Showing posts with label automaton. Show all posts
Showing posts with label automaton. Show all posts

Tuesday, 26 July 2011

Torschlusspanik and change

Torschlusspanik.  Now there’s a word and a half.  It’s that horrible feeling of panic one gets, the thought that the door between yourself and all of life’s opportunities has been resolutely slammed in your face.  Know that one?  Yeah, thought so.  Me too.

But, you know, it comes about when we think of life as linear – as being a straightforward progression.  It’s all too easy to think we’re failures if we don’t steadily move on in what society perceives as the Right Path; if we don’t get the better job, the bigger house, more money in the bank.  But, really, what if life weren’t a straight line?  What if it were a circle, or cycles of circles?  If you go down only in order to come up again, somewhere slightly different, with a different perspective? 

Marion Woodman says, ‘A life that is being truly lived is constantly burning away the veils of illusion, gradually revealing the essence of the individual.’  And sometimes you have to break down in order to build up.  We fear dissolution in the way we fear all change - yet change is necessary for growth. 

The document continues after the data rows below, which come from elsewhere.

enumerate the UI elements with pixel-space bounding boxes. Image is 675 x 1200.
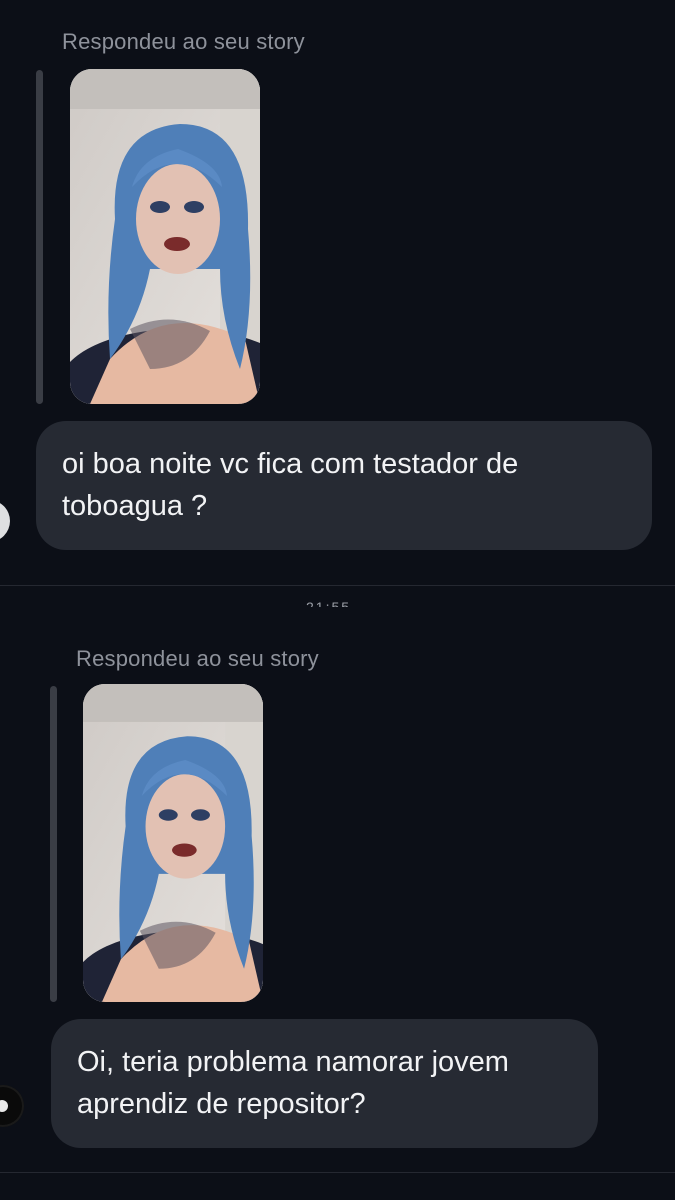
- story-reply-indicator: [50, 686, 57, 1002]
- dm-thread: Respondeu ao seu story oi boa noite vc f…: [0, 0, 675, 1200]
- story-photo-icon: [83, 684, 263, 1002]
- story-thumbnail[interactable]: [83, 684, 263, 1002]
- message-bubble[interactable]: oi boa noite vc fica com testador de tob…: [36, 421, 652, 550]
- story-reply-indicator: [36, 70, 43, 404]
- section-divider: [0, 585, 675, 586]
- sender-avatar[interactable]: [0, 500, 10, 542]
- time-separator: 21:55: [306, 599, 352, 607]
- message-bubble[interactable]: Oi, teria problema namorar jovem aprendi…: [51, 1019, 598, 1148]
- story-reply-label: Respondeu ao seu story: [62, 29, 305, 54]
- section-divider: [0, 1172, 675, 1173]
- story-reply-label: Respondeu ao seu story: [76, 646, 319, 671]
- story-photo-icon: [70, 69, 260, 404]
- story-thumbnail[interactable]: [70, 69, 260, 404]
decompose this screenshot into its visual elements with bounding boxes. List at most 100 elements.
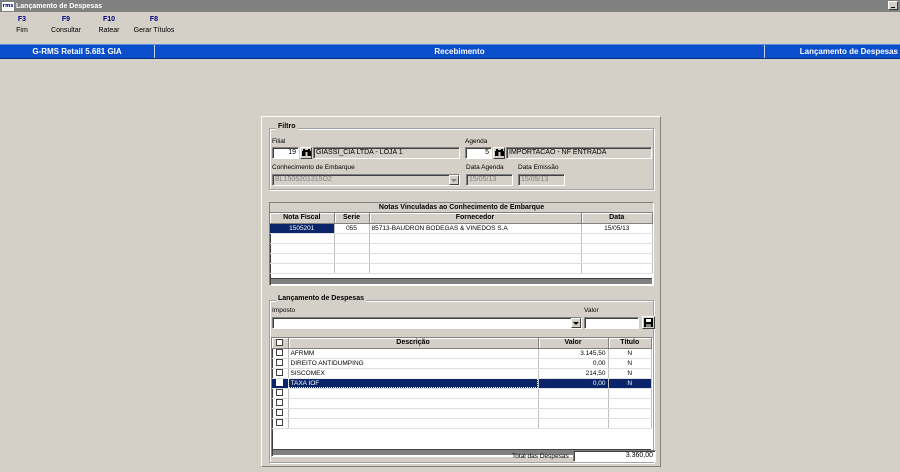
despesas-table: Descrição Valor Título AFRMM 3.145,50 N …: [272, 338, 652, 429]
fkey-caption: Fim: [16, 27, 28, 34]
col-valor[interactable]: Valor: [538, 338, 609, 349]
row-checkbox[interactable]: [276, 389, 284, 397]
screen-name: Lançamento de Despesas: [799, 47, 898, 56]
chevron-down-icon[interactable]: [571, 318, 581, 328]
agenda-search-button[interactable]: [493, 147, 505, 159]
data-agenda-field: 15/05/13: [466, 174, 513, 186]
imposto-label: Imposto: [272, 307, 296, 314]
despesas-grid[interactable]: Descrição Valor Título AFRMM 3.145,50 N …: [271, 337, 653, 457]
notas-table: Nota Fiscal Serie Fornecedor Data 150520…: [270, 213, 653, 274]
row-checkbox[interactable]: [276, 419, 284, 427]
app-header-bar: G-RMS Retail 5.681 GIA Recebimento Lança…: [0, 44, 900, 59]
notas-grid[interactable]: Notas Vinculadas ao Conhecimento de Emba…: [269, 202, 654, 286]
valor-field[interactable]: [584, 317, 639, 329]
conhecimento-select[interactable]: BL1505201315O2: [272, 174, 460, 186]
filial-label: Filial: [272, 138, 286, 145]
function-key-toolbar: F3 Fim F9 Consultar F10 Ratear F8 Gerar …: [0, 15, 178, 43]
valor-cell[interactable]: 3.145,50: [538, 348, 609, 359]
table-row[interactable]: 1505201 055 85713-BAUDRON BODEGAS & VINE…: [270, 223, 653, 234]
valor-cell[interactable]: 0,00: [538, 378, 609, 389]
data-emissao-field: 15/05/13: [518, 174, 565, 186]
minimize-button[interactable]: [888, 1, 898, 10]
descricao-cell[interactable]: AFRMM: [288, 348, 539, 359]
checkbox[interactable]: [276, 339, 284, 347]
table-row[interactable]: [270, 253, 653, 264]
fkey-label: F8: [149, 16, 159, 23]
table-row[interactable]: [272, 388, 652, 399]
row-checkbox[interactable]: [276, 409, 284, 417]
table-row[interactable]: [272, 398, 652, 409]
binoculars-icon: [494, 149, 504, 156]
titulo-cell[interactable]: N: [608, 368, 652, 379]
fkey-consultar-button[interactable]: F9 Consultar: [44, 15, 88, 43]
valor-label: Valor: [584, 307, 599, 314]
conhecimento-label: Conhecimento de Embarque: [272, 164, 355, 171]
table-row[interactable]: [270, 243, 653, 254]
table-row[interactable]: [272, 408, 652, 419]
row-checkbox[interactable]: [276, 399, 284, 407]
app-logo-icon: rms: [2, 1, 14, 11]
chevron-down-icon[interactable]: [449, 175, 459, 185]
select-all-header[interactable]: [272, 338, 289, 349]
window-title: Lançamento de Despesas: [16, 2, 102, 10]
descricao-cell[interactable]: TAXA IOF: [288, 378, 539, 389]
data-emissao-label: Data Emissão: [518, 164, 559, 171]
imposto-select[interactable]: [272, 317, 582, 329]
table-row[interactable]: DIREITO ANTIDUMPING 0,00 N: [272, 358, 652, 369]
col-serie[interactable]: Serie: [334, 213, 370, 224]
table-row[interactable]: [270, 233, 653, 244]
col-titulo[interactable]: Título: [608, 338, 652, 349]
notas-grid-caption: Notas Vinculadas ao Conhecimento de Emba…: [270, 203, 653, 213]
table-row[interactable]: [270, 263, 653, 274]
fkey-caption: Consultar: [51, 27, 81, 34]
agenda-label: Agenda: [465, 138, 488, 145]
horizontal-scrollbar[interactable]: [271, 278, 652, 284]
fornecedor-cell[interactable]: 85713-BAUDRON BODEGAS & VINEDOS S.A: [369, 223, 582, 234]
valor-cell[interactable]: 0,00: [538, 358, 609, 369]
data-agenda-label: Data Agenda: [466, 164, 504, 171]
titulo-cell[interactable]: N: [608, 348, 652, 359]
row-checkbox[interactable]: [276, 379, 284, 387]
descricao-cell[interactable]: DIREITO ANTIDUMPING: [288, 358, 539, 369]
fkey-caption: Gerar Títulos: [133, 27, 175, 34]
serie-cell[interactable]: 055: [334, 223, 370, 234]
binoculars-icon: [301, 149, 311, 156]
filtro-group: Filtro Filial 19 GIASSI_CIA LTDA - LOJA …: [269, 123, 654, 190]
fkey-label: F10: [102, 16, 116, 23]
descricao-cell[interactable]: SISCOMEX: [288, 368, 539, 379]
save-button[interactable]: [642, 316, 655, 329]
nota-cell[interactable]: 1505201: [270, 223, 335, 234]
col-nota-fiscal[interactable]: Nota Fiscal: [270, 213, 335, 224]
fkey-gerar-titulos-button[interactable]: F8 Gerar Títulos: [130, 15, 178, 43]
table-row[interactable]: [272, 418, 652, 429]
filial-search-button[interactable]: [300, 147, 312, 159]
main-panel: Filtro Filial 19 GIASSI_CIA LTDA - LOJA …: [261, 116, 661, 467]
filial-name-field: GIASSI_CIA LTDA - LOJA 1: [313, 147, 460, 159]
fkey-ratear-button[interactable]: F10 Ratear: [88, 15, 130, 43]
col-fornecedor[interactable]: Fornecedor: [369, 213, 582, 224]
table-row[interactable]: SISCOMEX 214,50 N: [272, 368, 652, 379]
valor-cell[interactable]: 214,50: [538, 368, 609, 379]
agenda-code-field[interactable]: 5: [465, 147, 492, 159]
data-cell[interactable]: 15/05/13: [581, 223, 653, 234]
filial-code-field[interactable]: 19: [272, 147, 299, 159]
titulo-cell[interactable]: N: [608, 358, 652, 369]
fkey-caption: Ratear: [98, 27, 120, 34]
floppy-disk-icon: [644, 318, 653, 327]
filtro-title: Filtro: [276, 123, 298, 130]
lancamento-group: Lançamento de Despesas Imposto Valor Des…: [269, 295, 655, 463]
lancamento-title: Lançamento de Despesas: [276, 295, 366, 302]
col-data[interactable]: Data: [581, 213, 653, 224]
window-titlebar: rms Lançamento de Despesas: [0, 0, 900, 12]
col-descricao[interactable]: Descrição: [288, 338, 539, 349]
table-row-selected[interactable]: TAXA IOF 0,00 N: [272, 378, 652, 389]
total-label: Total das Despesas: [512, 453, 569, 460]
row-checkbox[interactable]: [276, 359, 284, 367]
row-checkbox[interactable]: [276, 369, 284, 377]
row-checkbox[interactable]: [276, 349, 284, 357]
fkey-fim-button[interactable]: F3 Fim: [0, 15, 44, 43]
total-field: 3.360,00: [573, 450, 656, 462]
titulo-cell[interactable]: N: [608, 378, 652, 389]
fkey-label: F9: [61, 16, 71, 23]
table-row[interactable]: AFRMM 3.145,50 N: [272, 348, 652, 359]
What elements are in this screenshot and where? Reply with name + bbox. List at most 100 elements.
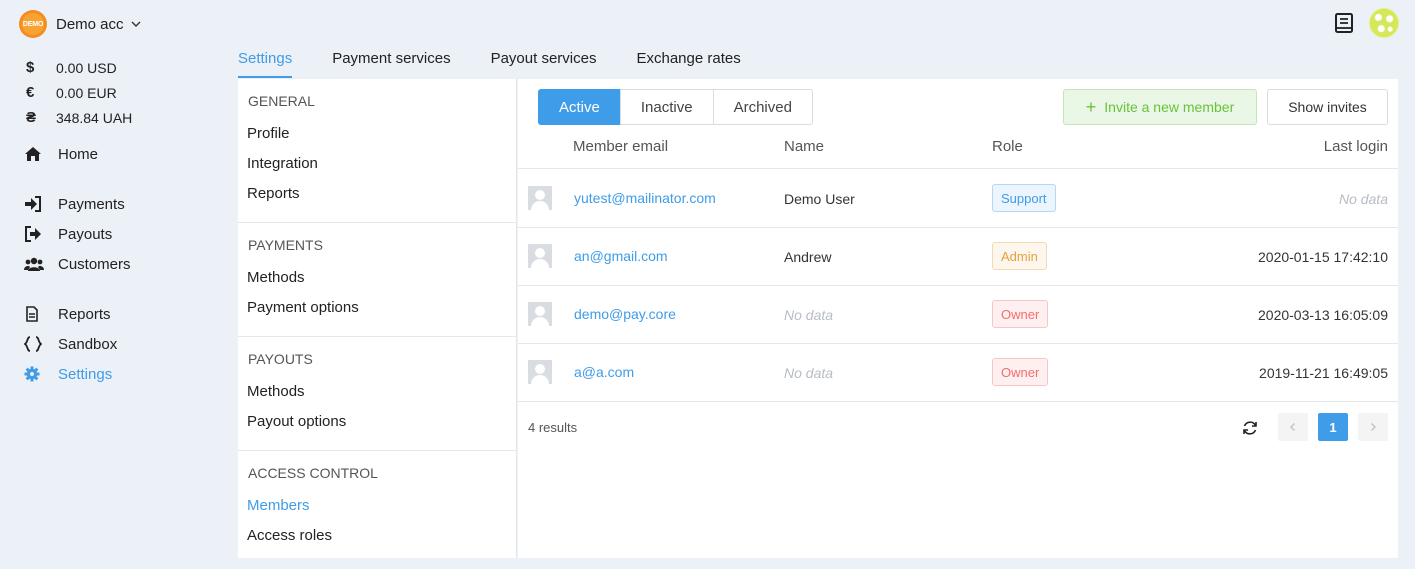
account-name: Demo acc [56,15,124,33]
role-badge: Admin [992,242,1047,270]
submenu-item-access-roles[interactable]: Access roles [238,521,516,551]
plus-icon: + [1085,97,1097,117]
member-email-link[interactable]: an@gmail.com [574,248,668,264]
filter-active-button[interactable]: Active [538,89,621,125]
member-name: Andrew [784,249,832,265]
role-badge: Owner [992,358,1049,386]
sidebar-item-home[interactable]: Home [24,141,204,167]
show-invites-button[interactable]: Show invites [1267,89,1388,125]
results-count: 4 results [528,420,578,435]
sidebar-item-label: Home [58,145,99,163]
balances-list: $ 0.00 USD € 0.00 EUR ₴ 348.84 UAH [26,55,132,130]
table-row: an@gmail.com Andrew Admin 2020-01-15 17:… [518,228,1398,286]
dollar-icon: $ [26,59,35,76]
submenu-item-reports[interactable]: Reports [238,179,516,209]
user-avatar-placeholder-icon [528,360,552,384]
last-login: No data [1338,191,1388,207]
balance-eur: € 0.00 EUR [26,80,132,105]
last-login: 2020-03-13 16:05:09 [1258,307,1388,323]
member-email-link[interactable]: demo@pay.core [574,306,676,322]
sidebar-item-label: Settings [58,365,113,383]
balance-amount: 0.00 USD [56,59,117,76]
member-email-link[interactable]: a@a.com [574,364,634,380]
column-header-name: Name [784,138,825,155]
member-name: No data [784,307,834,323]
chevron-right-icon [1371,423,1376,431]
filter-archived-button[interactable]: Archived [712,89,813,125]
balance-amount: 348.84 UAH [56,109,133,126]
user-avatar-placeholder-icon [528,186,552,210]
user-avatar[interactable] [1369,8,1399,38]
last-login: 2019-11-21 16:49:05 [1259,365,1388,381]
submenu-item-members[interactable]: Members [238,491,516,521]
section-title: ACCESS CONTROL [248,465,378,481]
tab-payout-services[interactable]: Payout services [491,44,597,78]
submenu-section-access-control: ACCESS CONTROL Members Access roles [238,451,516,564]
section-title: PAYMENTS [248,237,323,253]
submenu-section-general: GENERAL Profile Integration Reports [238,79,516,223]
chevron-down-icon [131,21,141,27]
account-logo: DEMO [19,10,47,38]
submenu-item-payment-options[interactable]: Payment options [238,293,516,323]
submenu-item-profile[interactable]: Profile [238,119,516,149]
users-icon [24,256,58,272]
sidebar-item-customers[interactable]: Customers [24,251,204,277]
last-login: 2020-01-15 17:42:10 [1258,249,1388,265]
table-footer: 4 results 1 [518,413,1398,443]
sidebar-item-label: Payments [58,195,125,213]
next-page-button[interactable] [1358,413,1388,441]
refresh-icon[interactable] [1241,419,1259,437]
submenu-section-payments: PAYMENTS Methods Payment options [238,223,516,337]
balance-usd: $ 0.00 USD [26,55,132,80]
member-email-link[interactable]: yutest@mailinator.com [574,190,716,206]
hryvnia-icon: ₴ [26,109,37,126]
invite-member-label: Invite a new member [1104,99,1235,115]
user-avatar-placeholder-icon [528,302,552,326]
balance-amount: 0.00 EUR [56,84,117,101]
chevron-left-icon [1290,423,1295,431]
column-header-last-login: Last login [1323,138,1388,155]
top-right-toolbar [1333,8,1399,38]
sidebar-item-label: Payouts [58,225,113,243]
sidebar-item-settings[interactable]: Settings [24,361,204,387]
sign-out-icon [24,226,58,242]
settings-submenu: GENERAL Profile Integration Reports PAYM… [238,79,517,558]
tab-settings[interactable]: Settings [238,44,293,78]
submenu-item-payment-methods[interactable]: Methods [238,263,516,293]
role-badge: Support [992,184,1056,212]
user-avatar-placeholder-icon [528,244,552,268]
submenu-item-payout-options[interactable]: Payout options [238,407,516,437]
sidebar-item-payouts[interactable]: Payouts [24,221,204,247]
submenu-item-payout-methods[interactable]: Methods [238,377,516,407]
account-switcher[interactable]: DEMO Demo acc [19,10,142,38]
page-number-button[interactable]: 1 [1318,413,1348,441]
sidebar-item-label: Customers [58,255,131,273]
balance-uah: ₴ 348.84 UAH [26,105,132,130]
tab-payment-services[interactable]: Payment services [332,44,450,78]
table-header: Member email Name Role Last login [518,135,1398,169]
filter-inactive-button[interactable]: Inactive [619,89,714,125]
sidebar-item-sandbox[interactable]: Sandbox [24,331,204,357]
column-header-email: Member email [573,138,669,155]
file-icon [24,306,58,322]
sidebar-item-reports[interactable]: Reports [24,301,204,327]
submenu-section-payouts: PAYOUTS Methods Payout options [238,337,516,451]
sidebar-item-label: Sandbox [58,335,118,353]
tab-exchange-rates[interactable]: Exchange rates [636,44,740,78]
table-row: a@a.com No data Owner 2019-11-21 16:49:0… [518,344,1398,402]
section-title: PAYOUTS [248,351,313,367]
code-braces-icon [24,336,58,352]
sidebar-item-payments[interactable]: Payments [24,191,204,217]
euro-icon: € [26,84,35,101]
member-name: Demo User [784,191,855,207]
sign-in-icon [24,196,58,212]
invite-member-button[interactable]: + Invite a new member [1063,89,1257,125]
submenu-item-integration[interactable]: Integration [238,149,516,179]
members-panel: Active Inactive Archived + Invite a new … [518,79,1398,558]
table-row: yutest@mailinator.com Demo User Support … [518,170,1398,228]
book-icon[interactable] [1333,12,1355,34]
prev-page-button[interactable] [1278,413,1308,441]
role-badge: Owner [992,300,1049,328]
table-row: demo@pay.core No data Owner 2020-03-13 1… [518,286,1398,344]
status-filter: Active Inactive Archived [538,89,813,125]
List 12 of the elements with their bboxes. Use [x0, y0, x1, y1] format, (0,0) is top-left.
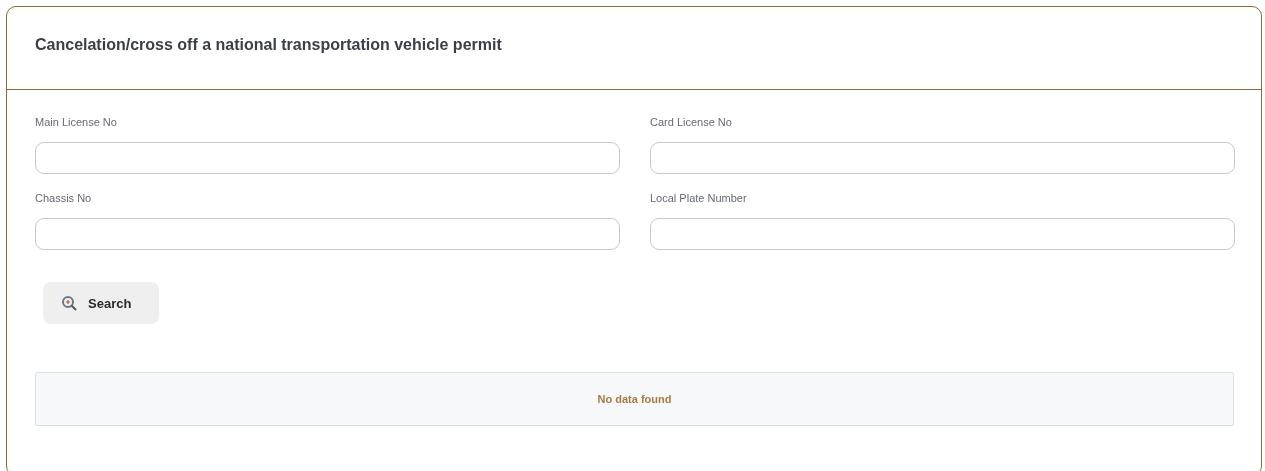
field-label: Card License No [650, 116, 733, 130]
search-button[interactable]: Search [43, 282, 159, 324]
field-label: Chassis No [35, 192, 93, 206]
input-field[interactable] [35, 218, 620, 250]
field-label: Local Plate Number [650, 192, 748, 206]
input-field[interactable] [35, 142, 620, 174]
search-icon [61, 295, 77, 311]
input-field[interactable] [650, 142, 1235, 174]
field-label: Main License No [35, 116, 118, 130]
empty-message: No data found [597, 393, 672, 405]
card-title: Cancelation/cross off a national transportation vehicle permit [35, 36, 502, 54]
input-field[interactable] [650, 218, 1235, 250]
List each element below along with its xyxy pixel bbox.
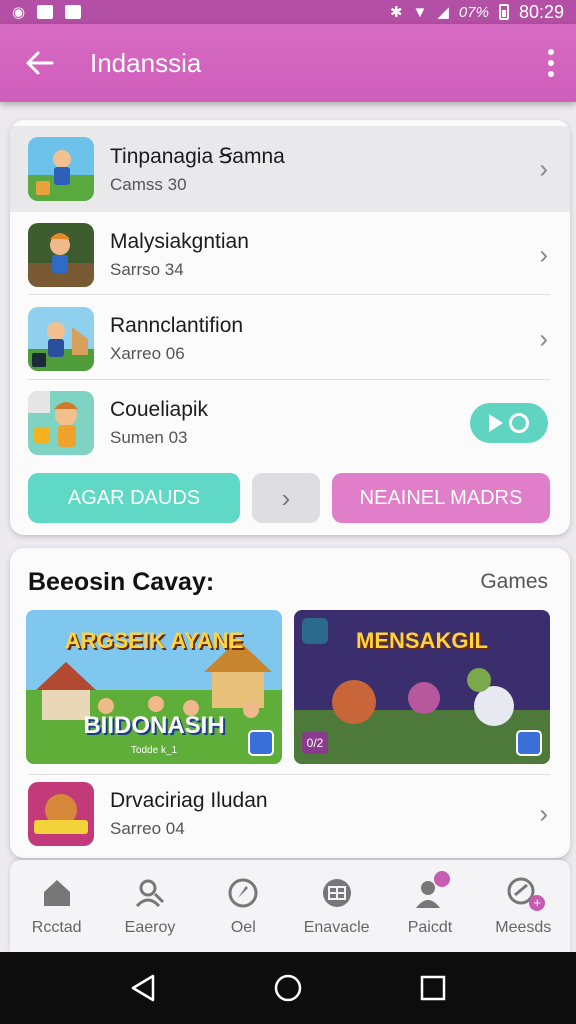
- battery-percent: 07%: [458, 3, 489, 21]
- person-search-icon: [132, 875, 168, 911]
- list-item-subtitle: Sarrso 34: [110, 260, 184, 279]
- banner-badge: 0/2: [302, 732, 328, 754]
- circle-icon: [509, 413, 529, 433]
- more-options-icon[interactable]: [546, 49, 556, 77]
- nav-item-profile[interactable]: Paicdt: [383, 860, 476, 952]
- system-navigation-bar: [0, 952, 576, 1024]
- chevron-right-icon: ›: [539, 239, 548, 270]
- nav-label: Paicdt: [407, 919, 453, 936]
- list-item-title: Rannclantifion: [110, 314, 244, 337]
- game-list-card: Tinpanagia Ꞩamna Camss 30 › Malysiakgnti…: [10, 120, 570, 535]
- list-item-title: Malysiakgntian: [110, 230, 249, 253]
- app-bar: Indanssia: [0, 24, 576, 102]
- game-thumbnail: [28, 391, 94, 455]
- nav-item-explore[interactable]: Eaeroy: [103, 860, 196, 952]
- notification-dot-icon: [433, 871, 450, 887]
- list-item-subtitle: Camss 30: [110, 174, 187, 194]
- chevron-right-icon: ›: [281, 482, 291, 513]
- bottom-navigation: Rcctad Eaeroy Oel Enavacle Paicdt + Mees…: [10, 860, 570, 952]
- section-more-link[interactable]: Games: [480, 570, 548, 594]
- nav-item-messages[interactable]: + Meesds: [477, 860, 570, 952]
- nav-item-grid[interactable]: Enavacle: [290, 860, 383, 952]
- list-item-title: Drvaciriag Iludan: [110, 789, 268, 812]
- play-icon: [489, 414, 503, 432]
- nav-item-discover[interactable]: Oel: [197, 860, 290, 952]
- nav-label: Rcctad: [31, 919, 82, 936]
- game-icon: [248, 730, 274, 756]
- featured-section-card: Beeosin Cavay: Games ARGSEIK AYANE BIIDO…: [10, 548, 570, 858]
- wifi-icon: ▼: [412, 3, 428, 21]
- grid-icon: [319, 875, 355, 911]
- featured-banner[interactable]: ARGSEIK AYANE BIIDONASIH Todde k_1: [26, 610, 282, 764]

It need not be big changes either.  People always focus on the big stuff – on making a shed-load of money, of losing a ton of weight, of moving abroad.  But really, sometimes all you need is something small, something tiny, just to kickstart the process.  ‘The Self need not carry mountains to transform,’ says Clarissa Pinkola Estes, one of my favourite writers. ‘A little is enough. A little goes a long way. A little changes much.’ 

So, today, maybe, think about doing something different.  Just something small, out of your usual routine.  Because we can become stuck in routine, in doing the same things, day in, day out.

I’m not saying all routine is bad.  Small children, in particular, need routine.  It keeps them feeling safe, secure. They know where their boundaries are, of space and time and emotion.  As they become teenagers, they need to test those boundaries, to flex their egos, their will.  It’s why parents should be a bit mean, a bit tough. Because, without those boundaries against which to push, to struggle, the emerging adult cannot break through his or her chrysalis.  The pearl needs the grit to grow.

But.  Once you’re a fully-grown adult, you need to beware of routines. You need to watch for the soporific trap of the everyday cuckoo clock.  It’s like my friend, Trish, the fitness instructor says – if you do the same exercise routine all the time, you won’t progress.  You’ll get stuck.  You’ll plateau.  You have to surprise yourself, catch yourself unawares.  And yeah Trish, my abs are still surprised this morning after those oblique crunches, thank you very much!

So.  Maybe today do something just a tiny bit differently.  Break the patterns.  Nothing major.  You don’t have to scare the horses.  Baby steps.  Wear something different; eat something different; go somewhere different; do something different.  In Tantra adepts shock themselves into different states of consciousness by consciously breaking taboos.  You don’t have to go that far (I’m not suggesting drinking blood or sleeping with corpses!) but keep the principle in mind.  Don’t become an automaton.  Accept the challenge of growth.